Beyond the newfound structural importance of the CSPs and Internet Giants in the broader semiconductor market, the other paradigm shift in the industry these past years has been the ability of many of these companies to simply build their own products, instead of buying what the hardware vendors have to sell. For example Apple with their A series of processors for iPhones and M series for laptops, AWS with its Graviton CPUs, Trainium AI accelerators and in house SSD controllers, Google with its TPU AI accelerators, and Tesla with its homegrown Dojo AI supercomputer.
This has been made possible by the emergence this past decade of a broader ecosystem of many different companies offering distinct services to help with this endeavor: for instance businesses like Cadence and Synopsis offer the necessary intellectual property, Marvel, Broadcom and Global Unichip Corp offer design services, and TSMC, Samsung (and very soon Intel) offer third party manufacturing.
To summarize, a significant decrease in the demand for AI hardware in the coming quarters seems pretty unlikely at this point. What could happen however is that after the current manic phase comes a prolonged period of hardware digestion. That would lead to subdued demand for next generation accelerators, as the Cloud Service Providers and the Internet Giants reduce their current levels of capital expenditures in this regard.

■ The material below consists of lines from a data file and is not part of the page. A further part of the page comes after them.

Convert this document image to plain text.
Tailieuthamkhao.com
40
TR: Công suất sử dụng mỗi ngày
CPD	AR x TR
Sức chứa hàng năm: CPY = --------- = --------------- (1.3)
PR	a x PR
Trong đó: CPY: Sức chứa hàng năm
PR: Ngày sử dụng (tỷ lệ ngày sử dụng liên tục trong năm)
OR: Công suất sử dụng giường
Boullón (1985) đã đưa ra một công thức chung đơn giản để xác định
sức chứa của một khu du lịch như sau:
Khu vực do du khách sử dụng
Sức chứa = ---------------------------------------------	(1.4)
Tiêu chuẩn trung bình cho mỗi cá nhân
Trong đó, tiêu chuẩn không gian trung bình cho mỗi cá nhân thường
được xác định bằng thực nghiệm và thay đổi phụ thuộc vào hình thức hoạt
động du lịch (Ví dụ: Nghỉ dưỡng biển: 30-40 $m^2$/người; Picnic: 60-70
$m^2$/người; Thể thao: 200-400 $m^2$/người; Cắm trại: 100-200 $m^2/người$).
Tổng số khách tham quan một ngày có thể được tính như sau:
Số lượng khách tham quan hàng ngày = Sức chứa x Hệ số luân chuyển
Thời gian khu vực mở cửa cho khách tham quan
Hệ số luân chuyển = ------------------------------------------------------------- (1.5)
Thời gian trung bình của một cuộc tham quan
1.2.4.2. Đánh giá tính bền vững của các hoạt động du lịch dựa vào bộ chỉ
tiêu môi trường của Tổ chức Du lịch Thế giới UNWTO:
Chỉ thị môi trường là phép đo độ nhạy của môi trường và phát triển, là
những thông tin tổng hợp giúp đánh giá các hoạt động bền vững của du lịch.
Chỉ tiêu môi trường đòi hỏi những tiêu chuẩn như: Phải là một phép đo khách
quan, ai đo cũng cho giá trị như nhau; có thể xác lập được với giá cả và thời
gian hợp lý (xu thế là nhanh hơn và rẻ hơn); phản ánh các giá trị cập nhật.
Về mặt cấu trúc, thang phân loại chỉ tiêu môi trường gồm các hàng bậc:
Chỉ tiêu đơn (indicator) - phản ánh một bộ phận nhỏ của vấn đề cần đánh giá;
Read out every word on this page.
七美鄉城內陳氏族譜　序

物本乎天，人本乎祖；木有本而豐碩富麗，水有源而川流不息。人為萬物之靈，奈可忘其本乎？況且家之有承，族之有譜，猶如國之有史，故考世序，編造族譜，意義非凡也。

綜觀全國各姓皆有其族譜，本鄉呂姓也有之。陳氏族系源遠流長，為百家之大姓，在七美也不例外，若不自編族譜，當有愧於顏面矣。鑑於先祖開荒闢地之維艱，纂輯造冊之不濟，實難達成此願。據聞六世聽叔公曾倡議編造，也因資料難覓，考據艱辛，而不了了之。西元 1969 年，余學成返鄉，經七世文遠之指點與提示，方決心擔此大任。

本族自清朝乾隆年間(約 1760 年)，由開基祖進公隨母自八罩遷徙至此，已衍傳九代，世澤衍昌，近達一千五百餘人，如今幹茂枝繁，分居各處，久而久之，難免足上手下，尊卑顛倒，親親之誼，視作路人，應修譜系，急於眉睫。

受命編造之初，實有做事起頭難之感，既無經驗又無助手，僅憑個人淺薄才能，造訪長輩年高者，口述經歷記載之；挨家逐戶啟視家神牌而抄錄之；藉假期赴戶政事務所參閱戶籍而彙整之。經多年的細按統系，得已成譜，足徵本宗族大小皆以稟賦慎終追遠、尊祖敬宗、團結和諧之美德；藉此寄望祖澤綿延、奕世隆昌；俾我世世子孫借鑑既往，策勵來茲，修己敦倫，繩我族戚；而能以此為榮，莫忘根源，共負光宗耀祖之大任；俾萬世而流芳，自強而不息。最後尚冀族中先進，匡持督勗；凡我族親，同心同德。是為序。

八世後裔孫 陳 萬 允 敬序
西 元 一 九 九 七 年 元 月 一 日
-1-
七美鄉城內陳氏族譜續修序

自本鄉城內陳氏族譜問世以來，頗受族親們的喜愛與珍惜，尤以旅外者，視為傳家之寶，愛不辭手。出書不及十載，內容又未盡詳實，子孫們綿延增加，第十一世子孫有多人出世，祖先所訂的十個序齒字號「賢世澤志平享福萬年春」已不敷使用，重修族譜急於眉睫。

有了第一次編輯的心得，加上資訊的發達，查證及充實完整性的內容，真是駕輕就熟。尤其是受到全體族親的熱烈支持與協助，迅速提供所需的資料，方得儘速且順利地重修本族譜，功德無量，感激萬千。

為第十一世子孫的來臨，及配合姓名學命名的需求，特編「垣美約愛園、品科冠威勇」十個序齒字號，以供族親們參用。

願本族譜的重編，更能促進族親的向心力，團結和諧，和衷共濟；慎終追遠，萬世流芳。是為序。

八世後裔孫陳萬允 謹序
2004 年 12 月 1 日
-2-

More importantly, the very structure of the semiconductor industry has an important role to play in this matter. The CSPs and the Internet Juggernauts, by their sheer size and diversity, may be able to cushion any future sudden decrease in demand. But they also weigh very heavily on the industry in one other fascinating way: instead of buying their future hardware, they may simply build it on their own, thanks to a new ecosystem of companies dedicated to making such a complex task achievable.
That would allow them to recover a bigger part of the value created by the AI revolution, instead of letting Nvidia get away with such a big part of the cake. For now, Nvidia’s party is in full swing. But nothing lasts forever, and a 70 per cent gross margin seems to be simply unsustainable in the long run.